Ansonsten lässt der Controller funktional vieles vermissen, was bei dem Preis doch ein wenig überraschend ist. Weder ein NFC Bereich wird geboten, noch eine Rumble Funktion oder ein Gyro-Feature. Dafür will man mit einem Feature punkten, die hier etwas nach hinten losgeht – programmierbare Tasten. Allerdings nicht die gewohnten Button, sondern 2 zusätzliche Tasten auf der Rückseite.

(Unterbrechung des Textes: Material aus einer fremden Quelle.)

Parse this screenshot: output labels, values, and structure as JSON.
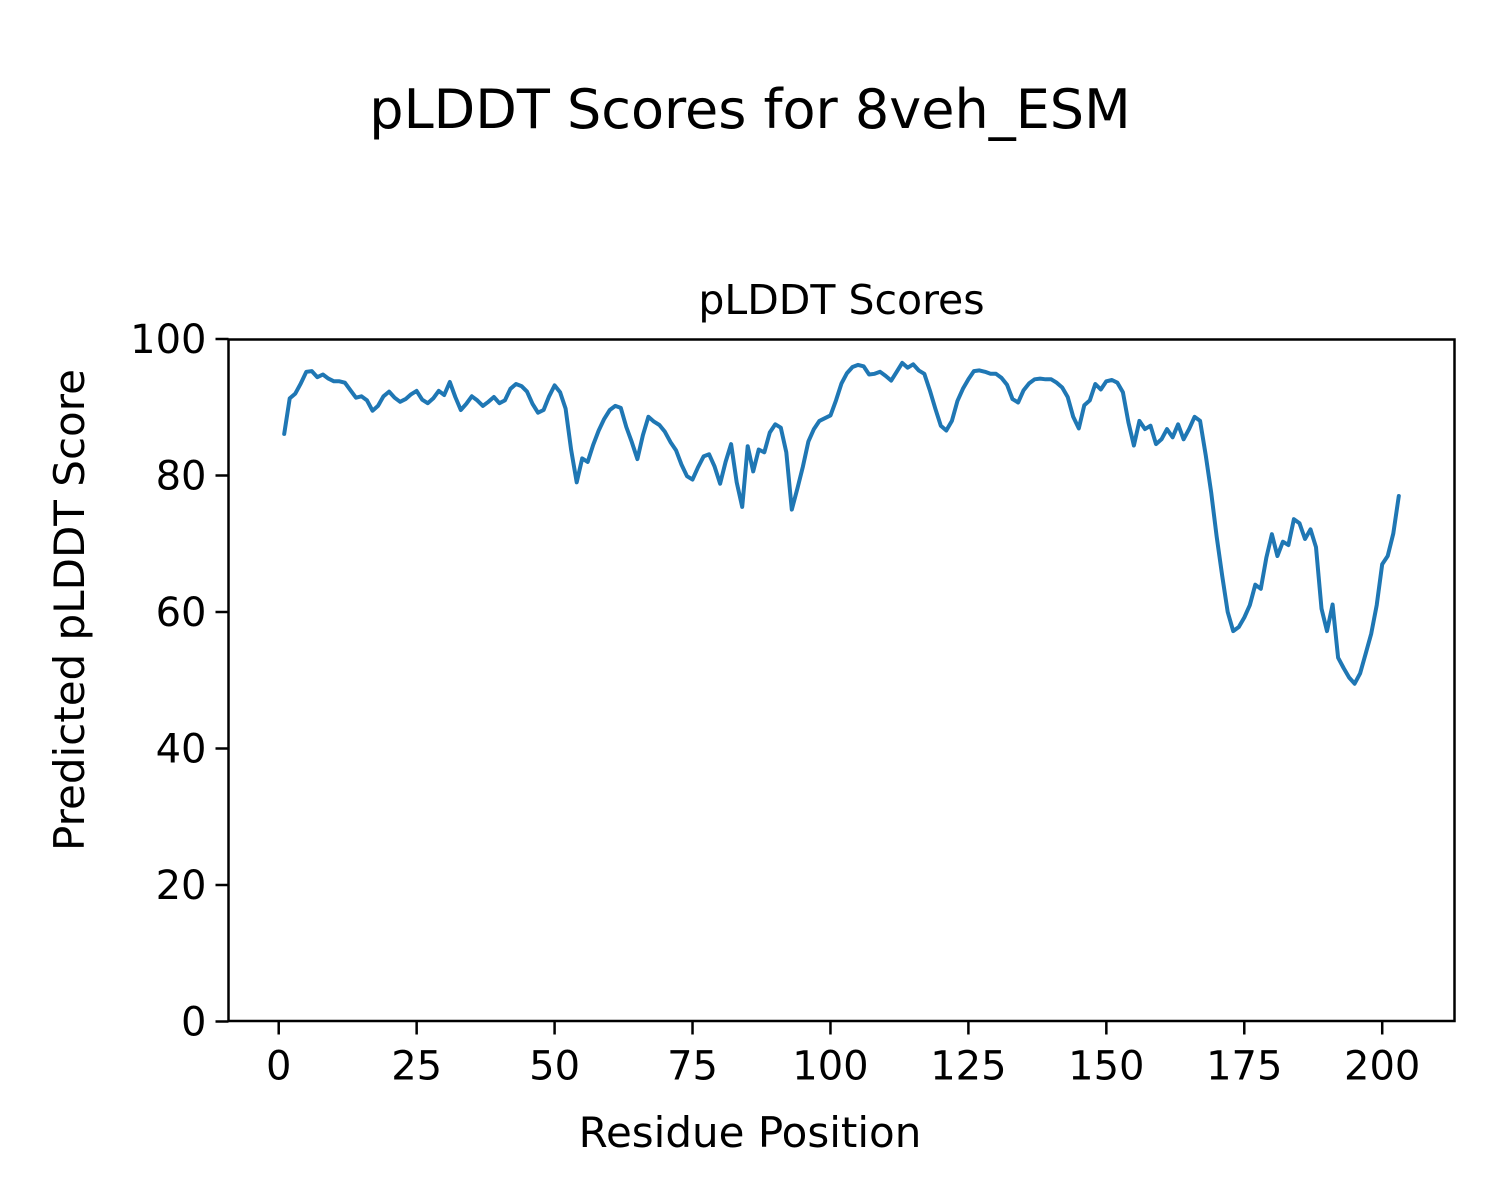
{
  "figure": {
    "suptitle": "pLDDT Scores for 8veh_ESM",
    "background_color": "#ffffff",
    "text_color": "#000000"
  },
  "chart_data": {
    "type": "line",
    "title": "pLDDT Scores",
    "xlabel": "Residue Position",
    "ylabel": "Predicted pLDDT Score",
    "series_name": "pLDDT",
    "line_color": "#1f77b4",
    "line_width": 4,
    "grid": false,
    "legend": false,
    "x_start": 1,
    "x_step": 1,
    "n_points": 203,
    "xlim": [
      -9.1,
      213.1
    ],
    "ylim": [
      0,
      100
    ],
    "x_ticks": [
      0,
      25,
      50,
      75,
      100,
      125,
      150,
      175,
      200
    ],
    "y_ticks": [
      0,
      20,
      40,
      60,
      80,
      100
    ],
    "values": [
      86.1,
      91.3,
      92.0,
      93.5,
      95.2,
      95.3,
      94.4,
      94.8,
      94.2,
      93.8,
      93.8,
      93.6,
      92.5,
      91.4,
      91.6,
      91.0,
      89.5,
      90.2,
      91.6,
      92.3,
      91.4,
      90.8,
      91.2,
      91.9,
      92.4,
      91.1,
      90.6,
      91.3,
      92.4,
      91.8,
      93.7,
      91.5,
      89.6,
      90.5,
      91.6,
      91.0,
      90.2,
      90.8,
      91.5,
      90.6,
      91.0,
      92.7,
      93.4,
      93.1,
      92.3,
      90.5,
      89.2,
      89.6,
      91.6,
      93.2,
      92.2,
      89.8,
      83.8,
      79.0,
      82.5,
      82.0,
      84.5,
      86.6,
      88.3,
      89.6,
      90.2,
      89.9,
      87.1,
      84.9,
      82.4,
      85.9,
      88.6,
      87.9,
      87.4,
      86.4,
      84.9,
      83.7,
      81.6,
      79.9,
      79.4,
      81.2,
      82.8,
      83.1,
      81.3,
      78.8,
      82.0,
      84.6,
      79.0,
      75.4,
      84.3,
      80.6,
      83.8,
      83.4,
      86.3,
      87.5,
      87.0,
      83.4,
      75.0,
      78.1,
      81.3,
      85.0,
      86.8,
      88.0,
      88.4,
      88.8,
      91.0,
      93.5,
      95.0,
      95.9,
      96.2,
      96.0,
      94.8,
      94.9,
      95.2,
      94.6,
      93.9,
      95.2,
      96.5,
      95.8,
      96.3,
      95.4,
      94.9,
      92.5,
      89.8,
      87.3,
      86.6,
      88.0,
      90.9,
      92.7,
      94.1,
      95.3,
      95.4,
      95.2,
      94.9,
      94.9,
      94.3,
      93.3,
      91.2,
      90.7,
      92.5,
      93.5,
      94.1,
      94.2,
      94.1,
      94.1,
      93.6,
      92.9,
      91.5,
      88.6,
      86.9,
      90.3,
      91.0,
      93.4,
      92.6,
      93.8,
      94.0,
      93.6,
      92.2,
      87.8,
      84.4,
      88.0,
      86.8,
      87.3,
      84.6,
      85.3,
      86.8,
      85.6,
      87.5,
      85.3,
      86.8,
      88.6,
      88.0,
      83.0,
      77.5,
      71.0,
      65.3,
      60.0,
      57.2,
      57.8,
      59.2,
      61.0,
      64.0,
      63.4,
      68.0,
      71.4,
      68.2,
      70.3,
      69.8,
      73.6,
      73.0,
      70.7,
      72.1,
      69.5,
      60.5,
      57.2,
      61.1,
      53.3,
      51.8,
      50.4,
      49.5,
      51.0,
      53.9,
      56.8,
      61.0,
      67.0,
      68.2,
      71.5,
      77.0
    ]
  }
}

Sehr unglücklich angeordnet, bedient man die zusätzlich über eine Klappe mit den Mittelfingern. Funktioniert aber leider nicht wie gewünscht und die eigentlichen „toten“ Tasten führen Aktionen der vorderen Buttons aus. Bedingt durch die Griffhaltung, drückt man diese immer wieder mit und führt so oft Aktionen aus, die nicht gewollt sind. Abhilfe schafft hier nur das komplette abnehmen der Klappe auf der Rückseite. Da nun ein recht großer Hohlraum zu sehen ist, ändert sich auch die Griffhaltung. Für kleinere Hände kurioserweise gar nicht mal schlecht, für größere Hände wird der Controller dadurch aber fast schon unbrauchbar. Gutes Beispiel bei mir war Bayonetta 2, was sich damit sehr unglücklich steuern lässt. Dieser etwas schwammige Eindruck zieht sich leider durch alle Spiele, die ich mit dem Controller ausprobiert habe. Liegt auch an deren Dingen.

Die Druckpunkte der Taste sind etwas zu schwer, sprich wenn man nur mal tippen will, geben die Tasten nicht immer gleich nach. Von 10 Anschlägen klappen 8, was im falschen Moment tödlich ist. Im Falle der L und R Tasten sind die Druckpunkte etwas zu schwach, was wieder genau das Gegenteil bewirkt. Gelungen sind dagegen die beiden Sticks, die keinen Anlass zur Kritik geben. Kritik gibt es wieder für das Steuerkreuz, das ebenfalls eine etwas schwammige Rückmeldung an den Spieler gibt. Street Fighter lässt sich spürbar schlechter steuern als mit der Nintendo oder Hori-Konkurrenz. So nett die Idee mit den wechselbaren Plates auch ist, so negativ fallen andere wichtige Dinge auf, die eben nicht so passen. Ich persönlich bin von dem Controller nicht sehr angetan. Zumal der Preis von 40 Euro nicht gerade wenig ist für einen Kabel-Controller, der keine der technischen Möglichkeiten der Konkurrenz bietet. Von daher bleibe ich im Moment dabei. Wer eine günstige Alternative zum teuren Nintendo Original haben will, sollte hier noch am ehesten die Hori Variante in Betracht ziehen.